Shannon Powell, a drummer and percussionist mentored by the late Danny Barker, was the first musician Ruffins tapped to play for his tradition-based album.
“He’s definitely one of the last cats who is really, really trained in that tradition,” Ruffins said.
Powell brought pianist Steve Pistorius and clarinetist Tom Fischer to the project.
“I knew that Shannon knew right away who to get,” Ruffins said.
Don Vappie, another steeped-in-tradition player, adds the essential banjo to the album.
“Don is a genius at what he does,” Ruffins said. “I had to have Don.”
Trombone player Lucien Barbarin, a veteran of Harry Connick Jr.’s band and leader of his own group at the Palm Court Jazz Café, plus bassist Richard Moten completed the lineup.
“Lucien is one of the baddest,” Ruffins said. “A lot of young cats learn from Lucien by listening to his records. Like Corey Henry, one of my trombone players, that young guy plays his butt off.”
Once the songs and musicians were in place, Ruffins and company decamped to The Music Shed studio in New Orleans’ Lower Garden District.
“Man, I could tell that the guys were just as excited as me to be doing that record,” Ruffins enthused. “Once we started rolling the tape, almost every first take was it.
“It usually takes four, five, six days for most people do to a record. But these guys, they’ve been playing those tunes forever. And we wanted it to be for real. We didn’t want to play with it and fix it and all that. We wanted to get in there and act like we were on stage, in front of a huge audience, just playing traditional jazz. That’s what we did.”
When Ruffins told the record’s producers, Tracey Freeman and Basin Street Records owner Mark Samuels, his intention to nail the session quickly, “they got just as happy as the band got. And I showed up with the barbecue grill and a whole bunch of liquor and beer. Man, we had the biggest party in the studio.”
Ruffins loves the finished product, albeit with one slight reservation.
“I wish it could have been a little bit more old-sounding,” he said. “But I guess, in today’s age, I can only play the way I play and we could only get out of that group of people what we got out of them. And everybody did their best, so I can’t complain.”

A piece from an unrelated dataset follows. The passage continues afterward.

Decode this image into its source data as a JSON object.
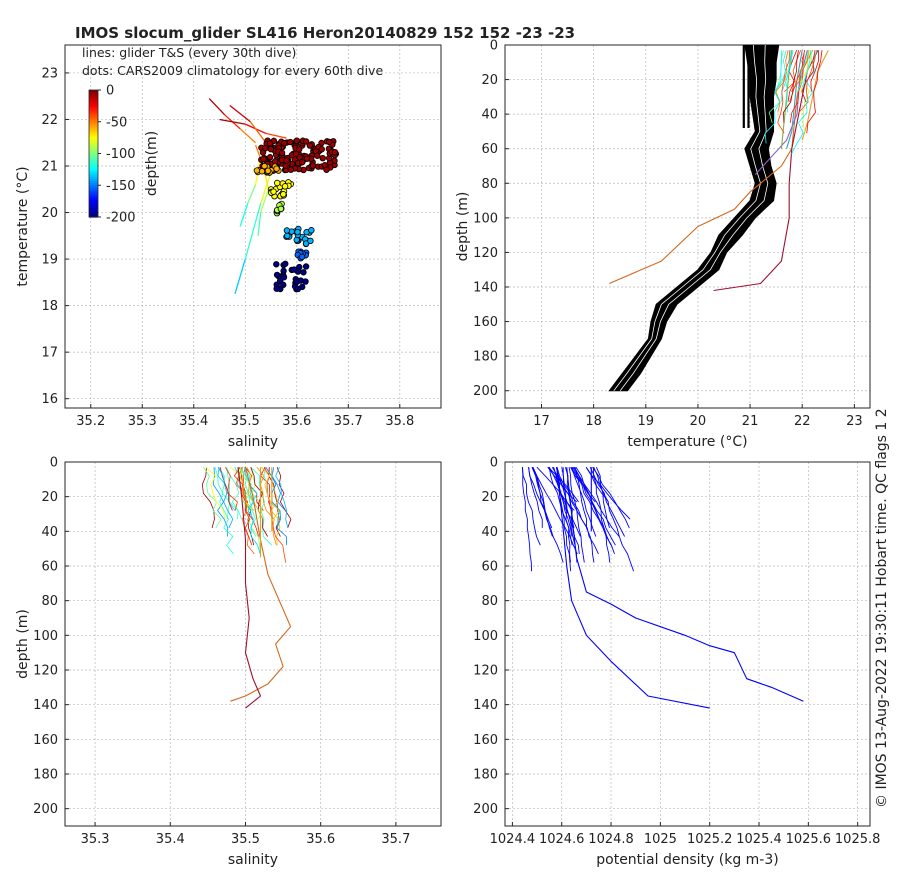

Ruffins didn’t discover his idol, Louis Armstrong, until he was a trumpet-playing 19-year-old who’d founded the Rebirth Brass Band. The introduction came via a jukebox that held Armstrong’s recordings.
“I didn’t have the slightest idea who Louis Armstrong was. I pressed ‘When You’re Smiling’ on the jukebox. When I heard that, I went crazy on his record, on his style. I got my hands on every video of him that I could find. Me and the band would sit down every day after playing the Quarter for tips, and watch Louis Armstrong videos over and over again.”
Ruffins and his Rebirth Brass Band co-members also studied vintage film of John Coltrane, Miles Davis, Count Basie, Duke Ellington and Lionel Hampton.
“But we always went back to Louis Armstrong,” he said. “So, of course, automatically I turn into Louis Armstrong. The way he dressed, the way he had fun on stage. I just fell in love with that being of a man. I said, ‘That’s the way a man’s supposed to be.’ In every aspect, just sincere and loving.
“And without those videos, I’m quite sure I wouldn’t be doing what I’m doing right now. Louis really changed my life in all kind of ways. Without even meeting him or shaking his hand, he was almost like my grandfather, telling me to do right.”
Ruffins’ busy New Orleans schedule, in addition to his CD release party Saturday at Tipitina’s (9:45 p.m.), includes appearances most Fridays at Blue Nile (7 p.m.), Sundays and Mondays at Kermit’s Treme Speakeasy (6 p.m.), Tuesdays at Bullet’s Sports Bar (6 p.m.) and Thursdays at Vaughan’s Lounge (8 p.m.).